The molecular structures of these protein aggregates offer essential clues about how best to target them, either to break down the aggregates or even prevent aggregation. To date, however, most structural insights have been gleaned from protein fragments that have been either purified outside of the cell or extracted from post-mortem brain tissue.

“When we look at the protein extracted or purified outside the cell, we lose a lot of important contextual information,” explains Mosalaganti, who is a research assistant professor at the LSI and an assistant professor of cell and developmental biology at the U-M Medical School. “With this new funding, we aim to build a platform to study how these protein aggregates form and damage the cell — looking not at artificial states, but peering directly into the neurons.” 

Shyamal Mosalaganti’s research may hold the key to unraveling the mysteries of neuronal decay and unlock transformative solutions for combating neurodegenerative diseases.

Burton Sutker, M.D.

For this work, Mosalaganti will use an advanced multi-modal microscopy workflow called cryogenic-correlative light and electron microscopy (cryo-CLEM) to visualize the protein aggregates directly in patient-derived neurons. The cryo-CLEM method allows scientists to precisely identify their desired protein complex within a cell using fluorescence microscopy and then reveal the architecture in high-resolution, while the molecule remains in its natural setting. 

With this approach, Mosalaganti hopes to uncover new insights into not only the structure of the protein aggregates but also how they might be interacting with their environment and contributing to cell death. 

The data from this single-cell work will lay the groundwork for Mosalaganti to broaden the project into brain organoids and diseased tissue.

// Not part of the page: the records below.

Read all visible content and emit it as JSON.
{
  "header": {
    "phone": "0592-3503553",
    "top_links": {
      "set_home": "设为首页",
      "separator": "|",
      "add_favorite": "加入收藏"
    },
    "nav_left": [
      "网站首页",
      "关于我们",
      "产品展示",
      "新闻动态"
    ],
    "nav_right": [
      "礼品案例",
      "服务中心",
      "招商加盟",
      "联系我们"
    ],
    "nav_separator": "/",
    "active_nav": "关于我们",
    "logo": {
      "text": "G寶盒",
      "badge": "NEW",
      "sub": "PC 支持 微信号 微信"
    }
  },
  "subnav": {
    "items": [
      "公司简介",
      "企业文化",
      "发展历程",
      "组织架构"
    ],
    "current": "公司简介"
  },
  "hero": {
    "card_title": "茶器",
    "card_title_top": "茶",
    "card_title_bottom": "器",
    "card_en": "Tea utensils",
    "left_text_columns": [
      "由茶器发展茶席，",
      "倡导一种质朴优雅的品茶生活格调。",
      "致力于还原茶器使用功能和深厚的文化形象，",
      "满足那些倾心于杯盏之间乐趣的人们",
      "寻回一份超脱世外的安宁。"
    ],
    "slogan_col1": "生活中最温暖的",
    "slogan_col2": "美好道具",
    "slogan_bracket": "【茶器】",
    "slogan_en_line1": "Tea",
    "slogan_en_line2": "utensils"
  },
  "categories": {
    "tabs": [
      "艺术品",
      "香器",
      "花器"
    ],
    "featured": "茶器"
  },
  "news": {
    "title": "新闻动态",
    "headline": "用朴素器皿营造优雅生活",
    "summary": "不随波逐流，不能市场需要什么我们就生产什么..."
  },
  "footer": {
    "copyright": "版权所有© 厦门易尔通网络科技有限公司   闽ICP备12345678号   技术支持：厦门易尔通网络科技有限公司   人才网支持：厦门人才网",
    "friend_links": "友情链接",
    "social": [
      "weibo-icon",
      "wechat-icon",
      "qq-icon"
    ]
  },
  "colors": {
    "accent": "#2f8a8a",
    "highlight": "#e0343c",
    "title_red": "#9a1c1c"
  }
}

“Most of the larger funding agencies say they want to fund high-risk, high-reward projects, but they still want to see some initial data first,” says Mosalaganti, who is also an assistant professor of biophysics in the College of Literature, Arts, and Science. “The Klatskin-Sutker funding will allow us to do the critical experiments demonstrating we can solve these structures in their native cellular environment.”

This annual award, established through a generous gift from the Klatskin and Sutker families, provides funding to propel innovative early-stage projects with the potential for a high impact on human health. 

"True breakthroughs in understanding neurodegeneration require a novel approach," says Burton Sutker, M.D., who also serves on the LSI Leadership Council. “Shyamal Mosalaganti’s research may hold the key to unraveling the mysteries of neuronal decay and unlock transformative solutions for combating neurodegenerative diseases."

"We are honored to support this research, as this approach may pave the way for groundbreaking discoveries and offer hope for a brighter future for all affected by these devastating conditions," adds Deborah Klatskin.